Last updated: Mon 6 Apr 2015, 11:15 PM

Germany’s Economy and Energy Minister Rainer Bruederle said none of the ministers directly opposed EU-wide security checks but it was impossible to decide on short notice since there was such disparity between the different power plants and government policies.

Bruederle told a news conference there will be a renewed push for strict tests at a two-day summit of European Union leaders starting Thursday.

He said common criteria are necessary since he is “not sure that everyone will proceed with the high demands that we are planning to use in Germany.”

Last week, Germany decided that that seven reactors that went into operation before 1980 would be kept offline for three months while Europe’s biggest economy reconsiders its plans to extend the life of its atomic power plants.

Bruederle acknowledged an immediate exit from nuclear power generation was impossible. “We need electricity supply to create economic progress,” Bruederle said.

France, a big user of nuclear power plants, remained a robust supporter of them.
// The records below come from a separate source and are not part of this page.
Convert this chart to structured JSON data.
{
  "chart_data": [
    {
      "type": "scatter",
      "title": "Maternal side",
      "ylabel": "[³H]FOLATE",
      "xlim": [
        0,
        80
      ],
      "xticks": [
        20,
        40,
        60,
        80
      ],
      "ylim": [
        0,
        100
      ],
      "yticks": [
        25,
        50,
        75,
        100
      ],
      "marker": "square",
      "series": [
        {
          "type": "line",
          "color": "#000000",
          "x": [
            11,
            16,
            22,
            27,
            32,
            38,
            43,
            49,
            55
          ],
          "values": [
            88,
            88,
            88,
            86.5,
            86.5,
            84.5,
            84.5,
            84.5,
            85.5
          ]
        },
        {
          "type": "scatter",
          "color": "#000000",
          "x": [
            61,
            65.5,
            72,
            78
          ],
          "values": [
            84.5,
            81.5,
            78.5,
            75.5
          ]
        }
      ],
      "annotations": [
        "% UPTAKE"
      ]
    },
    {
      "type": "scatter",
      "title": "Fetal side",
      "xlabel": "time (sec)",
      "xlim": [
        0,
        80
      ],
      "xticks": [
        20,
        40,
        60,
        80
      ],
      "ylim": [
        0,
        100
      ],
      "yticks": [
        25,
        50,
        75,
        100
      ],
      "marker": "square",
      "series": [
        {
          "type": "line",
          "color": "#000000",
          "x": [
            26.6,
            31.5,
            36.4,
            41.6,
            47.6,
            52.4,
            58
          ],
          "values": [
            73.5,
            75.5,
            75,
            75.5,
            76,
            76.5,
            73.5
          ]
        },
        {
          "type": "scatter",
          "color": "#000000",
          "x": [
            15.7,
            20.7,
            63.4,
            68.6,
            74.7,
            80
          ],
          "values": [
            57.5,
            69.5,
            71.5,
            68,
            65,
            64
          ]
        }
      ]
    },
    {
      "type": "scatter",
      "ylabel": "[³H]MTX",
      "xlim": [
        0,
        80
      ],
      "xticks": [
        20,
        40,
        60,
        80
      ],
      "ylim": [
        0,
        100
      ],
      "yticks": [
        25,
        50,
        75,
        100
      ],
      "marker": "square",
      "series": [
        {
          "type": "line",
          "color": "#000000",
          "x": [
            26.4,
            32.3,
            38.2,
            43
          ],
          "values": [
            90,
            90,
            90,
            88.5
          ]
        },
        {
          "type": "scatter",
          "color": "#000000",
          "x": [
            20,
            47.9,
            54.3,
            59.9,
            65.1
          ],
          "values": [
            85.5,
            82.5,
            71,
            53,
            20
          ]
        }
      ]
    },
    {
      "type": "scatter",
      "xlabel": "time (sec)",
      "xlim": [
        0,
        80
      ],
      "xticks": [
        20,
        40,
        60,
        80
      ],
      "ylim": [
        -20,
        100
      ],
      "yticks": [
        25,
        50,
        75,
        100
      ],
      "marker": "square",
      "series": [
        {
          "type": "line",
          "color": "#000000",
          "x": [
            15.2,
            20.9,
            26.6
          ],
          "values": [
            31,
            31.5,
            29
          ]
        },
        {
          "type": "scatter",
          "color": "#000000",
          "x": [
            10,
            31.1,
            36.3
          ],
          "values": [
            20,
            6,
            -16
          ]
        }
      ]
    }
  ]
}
France’s Energy Minister Eric Besson said it was his “profound conviction that nuclear energy will stay in Europe and the world one of the core energies in the 21st century.”

But Austria led a group of five EU nations that questioned the use of continued nuclear energy.

Monday’s EU meeting was called because of the earthquake and tsunami in Japan that crippled its Fukushima Dai-ichi nuclear plant. Traces of radiation are tainting vegetables and some water supplies, and China, Japan’s biggest trading partner, has ordered testing of Japanese food imports for radiation contamination.